Fifa, who have maintained from the outset that Zifa failed to handle the case procedurally, said the evidence favoured with them in their landmark decision to ask the 15 players and officials handed life bans, proved beyond any doubt that the Fifa Disciplinary Code was not followed in the matter.

The latest Fifa position is a blow to the Zifa board that has since cracked, under the weight of the case, with only a few militants, led by Mashingaidze, dragging the case on.

“In May last year, we asked the 15 players and officials handed life bans to write directly to Fifa explaining their cases.
“All of them stated that there were neither charges laid against them nor a disciplinary hearing called before the punishment was handed.

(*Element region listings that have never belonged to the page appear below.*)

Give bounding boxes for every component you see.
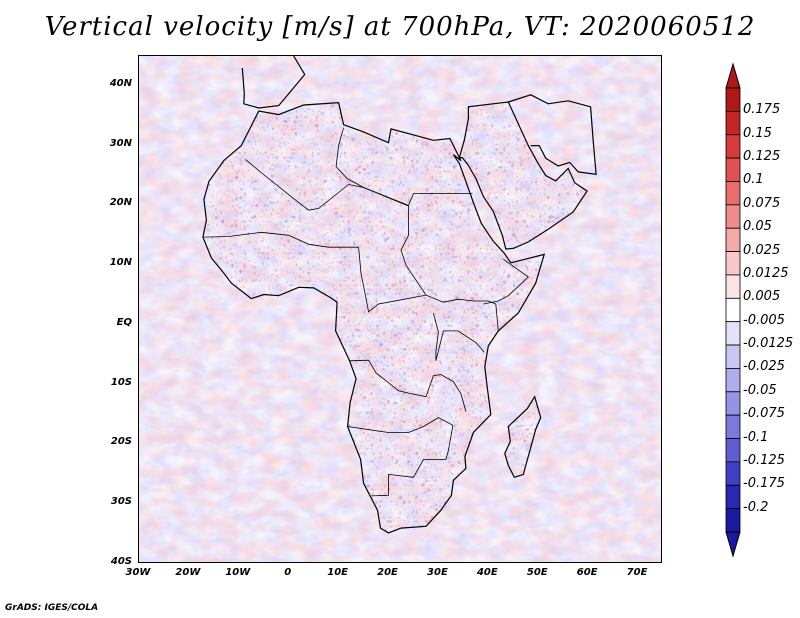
lat-label-30n: 30N: [109, 137, 132, 149]
colorbar-label: -0.1: [743, 429, 769, 445]
country-border-3: [203, 231, 427, 313]
colorbar-swatch-7: [725, 227, 741, 252]
country-border-5: [347, 417, 454, 497]
lat-label-10n: 10N: [109, 257, 132, 269]
colorbar-label: 0.025: [743, 242, 781, 258]
iberia-coastline: [241, 56, 306, 109]
lon-label-20e: 20E: [377, 567, 398, 578]
colorbar-swatch-1: [725, 87, 741, 112]
vertical-velocity-field: [139, 56, 661, 562]
arabia-coastline: [458, 101, 588, 250]
lon-label-30w: 30W: [125, 567, 151, 578]
colorbar-label: -0.2: [743, 499, 769, 515]
colorbar-swatch-2: [725, 110, 741, 136]
colorbar-label: 0.15: [743, 125, 772, 141]
colorbar-swatch-19: [725, 508, 741, 533]
colorbar-swatch-14: [725, 391, 741, 416]
lon-label-60e: 60E: [576, 567, 598, 578]
colorbar-bottom-arrow: [725, 531, 741, 558]
colorbar-swatch-5: [725, 181, 741, 206]
colorbar-label: -0.05: [743, 382, 777, 398]
country-border-1: [245, 159, 499, 331]
colorbar-swatch-16: [725, 438, 741, 463]
lat-label-40s: 40S: [110, 556, 132, 567]
country-border-6: [433, 312, 485, 361]
colorbar: [725, 62, 741, 558]
colorbar-label: -0.175: [743, 476, 785, 492]
colorbar-label: -0.025: [743, 359, 785, 375]
colorbar-label: 0.075: [743, 195, 781, 211]
colorbar-swatch-6: [725, 204, 741, 229]
lat-label-20n: 20N: [109, 197, 132, 209]
lon-label-70e: 70E: [626, 567, 648, 578]
lon-label-0: 0: [284, 567, 292, 578]
colorbar-swatch-11: [725, 321, 741, 346]
africa-coastline: [202, 101, 546, 534]
map-panel: [138, 55, 662, 563]
colorbar-label: 0.125: [743, 149, 781, 165]
colorbar-label: -0.075: [743, 406, 785, 422]
colorbar-swatch-4: [725, 157, 741, 182]
lon-label-10e: 10E: [327, 567, 348, 578]
lon-label-20w: 20W: [175, 567, 201, 578]
lon-label-30e: 30E: [427, 567, 448, 578]
lat-label-eq: EQ: [116, 316, 132, 328]
coastlines: [202, 56, 597, 534]
colorbar-label: 0.0125: [743, 265, 789, 281]
country-border-4: [349, 359, 467, 412]
colorbar-swatch-3: [725, 134, 741, 159]
lat-label-30s: 30S: [110, 496, 132, 508]
country-border-7: [483, 258, 529, 305]
colorbar-label: 0.1: [743, 172, 764, 188]
persia-coastline: [508, 94, 597, 175]
colorbar-label: 0.05: [743, 219, 772, 235]
colorbar-swatch-12: [725, 344, 741, 369]
colorbar-label: 0.005: [743, 289, 781, 305]
lon-label-50e: 50E: [526, 567, 548, 578]
lon-label-40e: 40E: [476, 567, 498, 578]
colorbar-swatch-17: [725, 461, 741, 486]
colorbar-label: -0.125: [743, 452, 785, 468]
colorbar-swatch-13: [725, 368, 741, 393]
grads-credit: GrADS: IGES/COLA: [5, 603, 99, 613]
colorbar-swatch-15: [725, 414, 741, 439]
colorbar-swatch-18: [725, 484, 741, 510]
colorbar-swatch-8: [725, 251, 741, 276]
country-border-2: [335, 127, 473, 206]
lon-label-10w: 10W: [225, 567, 251, 578]
colorbar-swatch-9: [725, 274, 741, 299]
lat-label-20s: 20S: [110, 436, 132, 448]
chart-title: Vertical velocity [m/s] at 700hPa, VT: 2…: [44, 12, 756, 42]
colorbar-top-arrow: [725, 62, 741, 89]
colorbar-label: -0.005: [743, 312, 785, 328]
colorbar-label: -0.0125: [743, 336, 794, 352]
colorbar-swatch-10: [725, 297, 741, 323]
lat-label-40n: 40N: [109, 77, 132, 89]
madagascar-coastline: [504, 395, 542, 479]
lat-label-10s: 10S: [110, 376, 132, 388]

The FDC found that impermissible and referred back the matter to Zifa with instructions for them to provide evidence of the allegations.
“Zifa have not produced any evidence good enough to prosecute making it impossible for Fifa to endorse the ban”, said Bivolaru.
Interestingly, two players, Method Mwanjali and Thomas Sweswe, who appealed against their bans and paid US$6 000 each with Zifa in December 2012, haven’t been advised of the decisions of the Appeals Committee which met last year.

Reports indicate that the three-man Appeals Committee is holding on to their judgment until Zifa have addressed the issue of payments, which should be made for their services, and this has kept the players in limbo despite the duo having satisfied their part by paying the US$6 000 appeal fees.

That people who appealed in December 2012 are yet to get their verdicts also paints a sorry picture of a process that appears to have lost its way.